The AI draws on the Terms of Reference (governance roles), the Risk Management Strategy (tolerance references), and the project value (£340M) to produce a structured procedure:

AI-Generated Draft — Review Required
Confidence: MEDIUM | Financial thresholds not specified in source documents

1. Escalation Levels

Level	Escalated To	Authority	Response Time
1 — Project	Programme Director [Source: ToR p.4]	Corrective action within delegated authority	5 working days
2 — Programme Board	Project Board (Chair: SRO) [Source: ToR p.2]	Budget changes up to [ACTION REQUIRED: Insert limit]	Next board or 10 days (emergency)
3 — Sponsoring Body	[ACTION REQUIRED: Insert sponsor]	Scope changes, budget increases beyond delegated authority	15 working days
4 — Portfolio / Minister	[ACTION REQUIRED: Insert authority]	Reset or closure decisions	As required

2. Exception Triggers

Category	Amber Trigger (Level 1–2)	Red Trigger (Level 3–4)
Cost	Forecast outturn exceeds budget by >5%	Forecast outturn exceeds budget by >10%
Schedule	Critical path slippage >4 weeks	Key delivery date at risk or slippage >8 weeks
Benefits	Realisation <90% of forecast at review	Realisation <75% or strategic benefit unachievable
Risk	New residual rating ≥16 (4×4 matrix)	Risk materialised, impact exceeds contingency
Quality	Deliverable rejected at quality gate	Repeated failures indicating systemic capability gap

3. Exception Report Format

Each exception report must include: (1) Exception description, (2) Impact on cost, schedule, benefits, risk, (3) Minimum 3 options including "do nothing", (4) Recommendation with rationale, (5) Specific decision required.

Sources: Terms of Reference (pp. 2, 4), Risk Management Strategy.
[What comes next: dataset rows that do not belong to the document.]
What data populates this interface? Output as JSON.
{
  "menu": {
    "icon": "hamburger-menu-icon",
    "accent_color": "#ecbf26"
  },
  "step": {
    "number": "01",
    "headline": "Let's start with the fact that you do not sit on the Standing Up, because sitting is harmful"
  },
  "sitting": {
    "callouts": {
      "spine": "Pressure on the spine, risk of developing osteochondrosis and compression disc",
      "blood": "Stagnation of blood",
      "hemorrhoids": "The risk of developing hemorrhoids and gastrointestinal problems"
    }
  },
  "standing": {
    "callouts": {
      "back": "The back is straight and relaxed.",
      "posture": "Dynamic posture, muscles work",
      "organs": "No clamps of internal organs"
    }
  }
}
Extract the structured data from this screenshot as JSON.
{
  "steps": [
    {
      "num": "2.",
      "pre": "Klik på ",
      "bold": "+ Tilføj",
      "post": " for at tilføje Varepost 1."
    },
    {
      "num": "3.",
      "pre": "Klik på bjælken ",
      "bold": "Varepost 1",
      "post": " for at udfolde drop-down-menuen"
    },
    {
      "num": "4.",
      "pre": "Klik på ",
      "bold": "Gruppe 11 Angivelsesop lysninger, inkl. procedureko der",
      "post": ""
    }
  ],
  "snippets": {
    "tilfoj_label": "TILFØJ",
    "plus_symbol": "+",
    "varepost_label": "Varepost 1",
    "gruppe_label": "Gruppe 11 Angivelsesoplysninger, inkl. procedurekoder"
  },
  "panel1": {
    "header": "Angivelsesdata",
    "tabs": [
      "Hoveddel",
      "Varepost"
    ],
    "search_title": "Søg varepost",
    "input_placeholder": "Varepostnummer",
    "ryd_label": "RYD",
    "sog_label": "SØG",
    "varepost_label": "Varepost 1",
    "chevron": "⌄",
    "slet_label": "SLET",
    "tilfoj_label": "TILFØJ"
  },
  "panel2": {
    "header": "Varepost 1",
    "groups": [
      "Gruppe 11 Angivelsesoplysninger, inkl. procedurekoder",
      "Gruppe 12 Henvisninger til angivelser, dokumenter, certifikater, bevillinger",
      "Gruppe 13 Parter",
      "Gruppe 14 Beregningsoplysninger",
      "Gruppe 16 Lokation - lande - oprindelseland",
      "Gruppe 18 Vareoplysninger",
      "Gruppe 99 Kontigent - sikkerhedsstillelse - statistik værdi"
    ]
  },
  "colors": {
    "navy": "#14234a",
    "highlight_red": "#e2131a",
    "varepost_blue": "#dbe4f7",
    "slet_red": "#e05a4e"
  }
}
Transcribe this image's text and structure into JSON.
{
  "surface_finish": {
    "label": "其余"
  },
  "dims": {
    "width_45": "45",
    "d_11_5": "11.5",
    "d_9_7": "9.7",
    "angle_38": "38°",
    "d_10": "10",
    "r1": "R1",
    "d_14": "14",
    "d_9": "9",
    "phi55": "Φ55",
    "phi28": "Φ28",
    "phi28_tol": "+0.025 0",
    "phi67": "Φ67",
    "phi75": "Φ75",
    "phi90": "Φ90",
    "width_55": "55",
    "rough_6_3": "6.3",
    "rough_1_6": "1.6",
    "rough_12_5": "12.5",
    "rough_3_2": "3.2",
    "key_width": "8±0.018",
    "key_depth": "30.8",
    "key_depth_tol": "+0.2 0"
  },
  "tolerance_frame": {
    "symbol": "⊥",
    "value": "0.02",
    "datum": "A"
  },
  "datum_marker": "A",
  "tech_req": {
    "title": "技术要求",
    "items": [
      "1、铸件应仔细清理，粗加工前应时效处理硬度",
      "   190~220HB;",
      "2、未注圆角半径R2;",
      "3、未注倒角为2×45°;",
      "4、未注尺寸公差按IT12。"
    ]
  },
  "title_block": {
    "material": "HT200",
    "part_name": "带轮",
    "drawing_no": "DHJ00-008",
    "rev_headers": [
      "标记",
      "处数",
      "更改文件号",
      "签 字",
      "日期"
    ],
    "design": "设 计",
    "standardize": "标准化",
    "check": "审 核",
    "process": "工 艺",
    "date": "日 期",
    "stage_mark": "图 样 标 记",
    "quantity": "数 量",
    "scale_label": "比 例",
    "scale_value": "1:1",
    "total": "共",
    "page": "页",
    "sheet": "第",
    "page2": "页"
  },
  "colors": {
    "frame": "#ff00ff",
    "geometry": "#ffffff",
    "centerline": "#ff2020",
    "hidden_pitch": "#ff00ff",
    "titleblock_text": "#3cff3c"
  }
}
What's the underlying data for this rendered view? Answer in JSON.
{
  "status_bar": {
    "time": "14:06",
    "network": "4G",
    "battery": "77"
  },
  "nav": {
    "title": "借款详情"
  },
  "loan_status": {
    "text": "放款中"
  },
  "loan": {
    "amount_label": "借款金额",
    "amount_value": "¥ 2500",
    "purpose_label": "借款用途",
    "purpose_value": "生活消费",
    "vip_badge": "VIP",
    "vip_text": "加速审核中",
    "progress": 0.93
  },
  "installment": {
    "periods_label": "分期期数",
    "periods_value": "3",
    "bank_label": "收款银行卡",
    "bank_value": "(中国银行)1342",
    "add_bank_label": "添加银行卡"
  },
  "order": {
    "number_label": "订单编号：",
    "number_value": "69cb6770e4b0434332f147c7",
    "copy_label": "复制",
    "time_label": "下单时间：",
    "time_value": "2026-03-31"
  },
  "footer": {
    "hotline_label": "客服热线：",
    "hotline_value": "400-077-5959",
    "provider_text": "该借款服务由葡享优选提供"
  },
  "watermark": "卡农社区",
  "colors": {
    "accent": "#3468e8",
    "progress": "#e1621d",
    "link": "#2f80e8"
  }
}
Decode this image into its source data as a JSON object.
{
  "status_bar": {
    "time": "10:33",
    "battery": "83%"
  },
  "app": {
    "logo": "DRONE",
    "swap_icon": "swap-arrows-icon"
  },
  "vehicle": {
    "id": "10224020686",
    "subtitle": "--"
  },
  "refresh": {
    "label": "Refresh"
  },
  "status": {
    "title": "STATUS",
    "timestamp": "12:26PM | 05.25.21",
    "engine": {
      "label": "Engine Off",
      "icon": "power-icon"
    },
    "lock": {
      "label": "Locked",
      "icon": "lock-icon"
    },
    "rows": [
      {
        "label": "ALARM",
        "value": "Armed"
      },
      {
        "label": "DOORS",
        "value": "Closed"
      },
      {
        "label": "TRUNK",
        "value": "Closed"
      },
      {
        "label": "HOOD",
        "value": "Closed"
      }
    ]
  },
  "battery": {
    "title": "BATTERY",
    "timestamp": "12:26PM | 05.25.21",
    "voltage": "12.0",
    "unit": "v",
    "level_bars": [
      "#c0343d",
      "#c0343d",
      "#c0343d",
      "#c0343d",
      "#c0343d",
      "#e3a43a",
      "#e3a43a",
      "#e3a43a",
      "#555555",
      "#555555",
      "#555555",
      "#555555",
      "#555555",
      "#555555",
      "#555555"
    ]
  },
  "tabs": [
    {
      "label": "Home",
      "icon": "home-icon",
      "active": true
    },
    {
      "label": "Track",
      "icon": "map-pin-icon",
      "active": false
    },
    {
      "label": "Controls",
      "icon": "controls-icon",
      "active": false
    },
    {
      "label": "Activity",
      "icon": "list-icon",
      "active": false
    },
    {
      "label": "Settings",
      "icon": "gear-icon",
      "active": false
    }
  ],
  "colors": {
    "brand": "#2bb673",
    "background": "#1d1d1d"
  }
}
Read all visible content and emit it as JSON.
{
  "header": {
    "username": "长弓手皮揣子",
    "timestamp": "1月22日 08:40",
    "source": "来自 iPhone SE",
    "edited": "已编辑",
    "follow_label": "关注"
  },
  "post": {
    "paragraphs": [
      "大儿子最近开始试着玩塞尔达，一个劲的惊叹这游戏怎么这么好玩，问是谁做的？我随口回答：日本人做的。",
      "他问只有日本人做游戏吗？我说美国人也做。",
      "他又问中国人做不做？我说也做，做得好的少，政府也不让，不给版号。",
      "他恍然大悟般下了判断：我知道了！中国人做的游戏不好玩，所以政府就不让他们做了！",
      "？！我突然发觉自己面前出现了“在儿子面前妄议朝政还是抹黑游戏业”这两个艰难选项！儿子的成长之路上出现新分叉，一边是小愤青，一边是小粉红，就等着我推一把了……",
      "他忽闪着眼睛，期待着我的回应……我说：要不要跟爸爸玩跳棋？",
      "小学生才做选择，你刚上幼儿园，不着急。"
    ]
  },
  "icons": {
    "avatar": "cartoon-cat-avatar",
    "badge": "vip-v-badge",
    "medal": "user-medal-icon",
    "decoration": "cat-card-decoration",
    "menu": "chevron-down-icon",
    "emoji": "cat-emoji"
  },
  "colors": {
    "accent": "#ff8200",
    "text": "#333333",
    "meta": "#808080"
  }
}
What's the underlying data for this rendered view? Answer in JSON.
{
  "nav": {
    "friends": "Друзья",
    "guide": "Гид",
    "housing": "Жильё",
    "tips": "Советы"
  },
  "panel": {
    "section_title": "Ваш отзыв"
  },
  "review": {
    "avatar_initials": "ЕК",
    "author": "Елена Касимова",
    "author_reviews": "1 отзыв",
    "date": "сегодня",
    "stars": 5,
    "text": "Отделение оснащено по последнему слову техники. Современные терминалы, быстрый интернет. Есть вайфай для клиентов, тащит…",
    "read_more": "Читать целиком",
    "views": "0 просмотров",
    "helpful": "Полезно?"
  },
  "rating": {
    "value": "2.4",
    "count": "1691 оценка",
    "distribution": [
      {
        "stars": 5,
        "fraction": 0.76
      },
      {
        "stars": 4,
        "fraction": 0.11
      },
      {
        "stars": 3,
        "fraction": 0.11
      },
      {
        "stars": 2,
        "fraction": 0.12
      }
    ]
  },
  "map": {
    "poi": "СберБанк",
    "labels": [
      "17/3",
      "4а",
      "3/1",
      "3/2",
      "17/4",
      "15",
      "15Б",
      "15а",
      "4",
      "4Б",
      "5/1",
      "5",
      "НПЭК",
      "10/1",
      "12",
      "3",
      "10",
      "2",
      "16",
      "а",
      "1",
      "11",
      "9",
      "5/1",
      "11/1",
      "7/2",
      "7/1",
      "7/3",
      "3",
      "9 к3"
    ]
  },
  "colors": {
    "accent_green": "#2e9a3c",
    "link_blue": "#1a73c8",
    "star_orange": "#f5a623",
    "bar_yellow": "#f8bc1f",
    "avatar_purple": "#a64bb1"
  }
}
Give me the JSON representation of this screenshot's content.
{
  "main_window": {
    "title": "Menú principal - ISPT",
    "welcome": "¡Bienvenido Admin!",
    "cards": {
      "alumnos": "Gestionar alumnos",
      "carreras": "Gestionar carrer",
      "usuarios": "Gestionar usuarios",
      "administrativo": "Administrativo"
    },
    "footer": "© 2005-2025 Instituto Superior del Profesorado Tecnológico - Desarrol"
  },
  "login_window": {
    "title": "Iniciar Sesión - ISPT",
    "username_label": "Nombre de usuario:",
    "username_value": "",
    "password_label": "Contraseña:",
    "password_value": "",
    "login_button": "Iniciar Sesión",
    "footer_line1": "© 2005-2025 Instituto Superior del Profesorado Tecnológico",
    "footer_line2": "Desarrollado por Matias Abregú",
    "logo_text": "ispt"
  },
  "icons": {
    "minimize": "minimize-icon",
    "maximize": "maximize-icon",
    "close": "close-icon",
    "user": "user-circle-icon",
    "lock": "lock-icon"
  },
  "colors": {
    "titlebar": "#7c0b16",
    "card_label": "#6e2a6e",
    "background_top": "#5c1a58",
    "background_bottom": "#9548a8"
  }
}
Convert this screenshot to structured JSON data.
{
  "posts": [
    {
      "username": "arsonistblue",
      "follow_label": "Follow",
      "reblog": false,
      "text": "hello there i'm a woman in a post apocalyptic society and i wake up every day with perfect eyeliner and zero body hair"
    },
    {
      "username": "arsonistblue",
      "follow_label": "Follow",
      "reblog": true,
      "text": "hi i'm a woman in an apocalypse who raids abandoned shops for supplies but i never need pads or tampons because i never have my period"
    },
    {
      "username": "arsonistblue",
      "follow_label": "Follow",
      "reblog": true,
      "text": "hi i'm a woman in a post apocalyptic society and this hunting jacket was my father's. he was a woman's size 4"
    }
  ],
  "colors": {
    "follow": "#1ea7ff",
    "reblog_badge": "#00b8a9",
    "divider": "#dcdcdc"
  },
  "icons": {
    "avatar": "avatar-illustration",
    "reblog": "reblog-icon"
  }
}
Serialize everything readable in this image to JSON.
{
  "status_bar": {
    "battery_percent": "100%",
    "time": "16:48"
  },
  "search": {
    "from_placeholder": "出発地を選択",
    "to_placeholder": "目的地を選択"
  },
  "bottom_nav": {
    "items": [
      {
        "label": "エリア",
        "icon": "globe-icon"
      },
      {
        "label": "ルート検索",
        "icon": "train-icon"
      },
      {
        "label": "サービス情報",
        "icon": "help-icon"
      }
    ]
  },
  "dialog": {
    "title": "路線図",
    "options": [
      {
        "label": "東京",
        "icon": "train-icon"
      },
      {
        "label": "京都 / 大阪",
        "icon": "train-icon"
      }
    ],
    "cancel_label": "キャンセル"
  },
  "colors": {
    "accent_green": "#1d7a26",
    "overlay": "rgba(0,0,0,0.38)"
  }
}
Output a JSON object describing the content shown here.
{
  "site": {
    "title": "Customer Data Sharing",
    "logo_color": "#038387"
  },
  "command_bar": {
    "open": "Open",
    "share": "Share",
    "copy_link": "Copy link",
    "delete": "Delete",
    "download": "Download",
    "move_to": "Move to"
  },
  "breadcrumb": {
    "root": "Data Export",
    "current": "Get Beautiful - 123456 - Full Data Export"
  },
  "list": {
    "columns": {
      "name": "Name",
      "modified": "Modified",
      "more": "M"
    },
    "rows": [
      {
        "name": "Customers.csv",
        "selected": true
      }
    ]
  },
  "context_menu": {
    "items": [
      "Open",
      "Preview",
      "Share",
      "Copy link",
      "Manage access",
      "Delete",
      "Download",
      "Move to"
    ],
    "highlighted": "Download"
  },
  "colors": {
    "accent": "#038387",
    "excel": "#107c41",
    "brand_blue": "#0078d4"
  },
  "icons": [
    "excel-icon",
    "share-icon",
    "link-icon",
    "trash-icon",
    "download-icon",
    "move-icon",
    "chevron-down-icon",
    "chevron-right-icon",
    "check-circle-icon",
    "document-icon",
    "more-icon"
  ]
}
Confidence: Medium (financial thresholds not specified in source documents — review all triggers against programme risk appetite).

6. Example: Benefits Quantification

Four of six benefits are not monetised. Generate Content produces a structured table mixing extracted data with clear placeholders.

Criterion G3-3.1: Benefits Quantification and Monetisation — AMBER The Strategic Case identifies 6 benefits but only 2 are monetised. The remaining 4 are described qualitatively without monetisation methodology, proxy values, or confidence levels. HMT Green Book requires all benefits to be quantified where possible, with non-monetised benefits justified.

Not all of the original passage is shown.